Two cocktails, in most women, are enough to elevate alcohol levels in the blood to 0.07 percent, he said. The animal studies show that in unborn mice this concentration is enough to kill developing brain cells.

"That amount of alcohol would cause a state of intoxication just under the legal limit, which is 0.08 percent in most states," including Washington, he said.

A single glass of wine may not be a problem, but "if one glass leads to another, and then another on the same day, that is a different matter" because it keeps the alcohol concentration at a toxic level long enough to be damaging. He said studies in mice show that just one hour at 0.07 percent is enough to kill fetal neurons.

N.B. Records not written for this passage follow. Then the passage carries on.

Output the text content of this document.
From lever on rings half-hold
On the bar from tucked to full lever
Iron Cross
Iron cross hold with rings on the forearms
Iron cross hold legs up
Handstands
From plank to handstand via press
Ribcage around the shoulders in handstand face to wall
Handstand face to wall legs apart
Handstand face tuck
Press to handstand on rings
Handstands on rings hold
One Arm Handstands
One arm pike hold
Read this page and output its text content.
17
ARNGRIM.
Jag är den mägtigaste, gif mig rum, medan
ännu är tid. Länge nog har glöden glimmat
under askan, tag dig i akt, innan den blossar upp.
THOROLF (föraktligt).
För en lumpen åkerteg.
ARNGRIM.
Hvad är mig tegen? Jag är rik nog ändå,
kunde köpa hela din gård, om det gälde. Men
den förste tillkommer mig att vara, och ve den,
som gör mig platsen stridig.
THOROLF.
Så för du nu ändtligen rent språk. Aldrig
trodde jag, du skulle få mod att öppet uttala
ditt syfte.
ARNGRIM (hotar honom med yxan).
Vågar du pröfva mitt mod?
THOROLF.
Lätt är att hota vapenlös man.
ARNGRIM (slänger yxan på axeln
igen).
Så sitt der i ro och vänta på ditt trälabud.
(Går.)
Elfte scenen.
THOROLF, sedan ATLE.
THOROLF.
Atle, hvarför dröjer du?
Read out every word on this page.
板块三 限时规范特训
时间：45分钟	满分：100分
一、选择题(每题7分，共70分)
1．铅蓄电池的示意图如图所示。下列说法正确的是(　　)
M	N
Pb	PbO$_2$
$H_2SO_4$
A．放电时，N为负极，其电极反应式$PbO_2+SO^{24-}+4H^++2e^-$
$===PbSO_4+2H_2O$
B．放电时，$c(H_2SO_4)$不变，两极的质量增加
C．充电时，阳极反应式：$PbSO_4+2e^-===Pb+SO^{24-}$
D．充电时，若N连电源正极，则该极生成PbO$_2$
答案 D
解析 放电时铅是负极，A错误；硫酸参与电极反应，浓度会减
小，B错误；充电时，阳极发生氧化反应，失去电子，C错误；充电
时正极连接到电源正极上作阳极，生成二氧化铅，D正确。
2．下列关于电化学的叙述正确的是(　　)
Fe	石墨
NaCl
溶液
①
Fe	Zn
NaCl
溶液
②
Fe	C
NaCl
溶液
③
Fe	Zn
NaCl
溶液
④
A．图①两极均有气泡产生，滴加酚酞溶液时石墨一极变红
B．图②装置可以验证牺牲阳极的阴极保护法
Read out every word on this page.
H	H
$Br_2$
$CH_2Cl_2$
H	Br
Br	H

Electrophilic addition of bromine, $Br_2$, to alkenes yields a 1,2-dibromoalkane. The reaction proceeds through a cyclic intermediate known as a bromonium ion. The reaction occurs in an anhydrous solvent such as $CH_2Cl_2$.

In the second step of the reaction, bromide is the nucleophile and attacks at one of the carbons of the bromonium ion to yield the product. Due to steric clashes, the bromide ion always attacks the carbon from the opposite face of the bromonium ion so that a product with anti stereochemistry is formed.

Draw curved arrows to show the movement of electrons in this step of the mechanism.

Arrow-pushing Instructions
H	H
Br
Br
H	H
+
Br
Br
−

Olney said his studies show that when neurons in the developing brain fail to make new synaptic connections, they are programmed to commit suicide, a process known as apoptosis. Making the synaptic connections, part of building a network in the brain, begins during the sixth month of gestation in humans and continues for several years after birth.

Alcohol interferes with making the new synaptic connections, causing the cells to die. And alcohol is not the only chemical that has this effect.

Olney said his mouse studies show that medical anesthetics can also cause the death of fetal neurons. So can some of the so-called "party drugs," he said.

Olney recommended that pregnant women avoid exposing their unborn to general anesthetics, even if it means delaying some surgeries until after delivery. He said the short-term use of painkilling drugs during labor does not put the fetal brain at risk.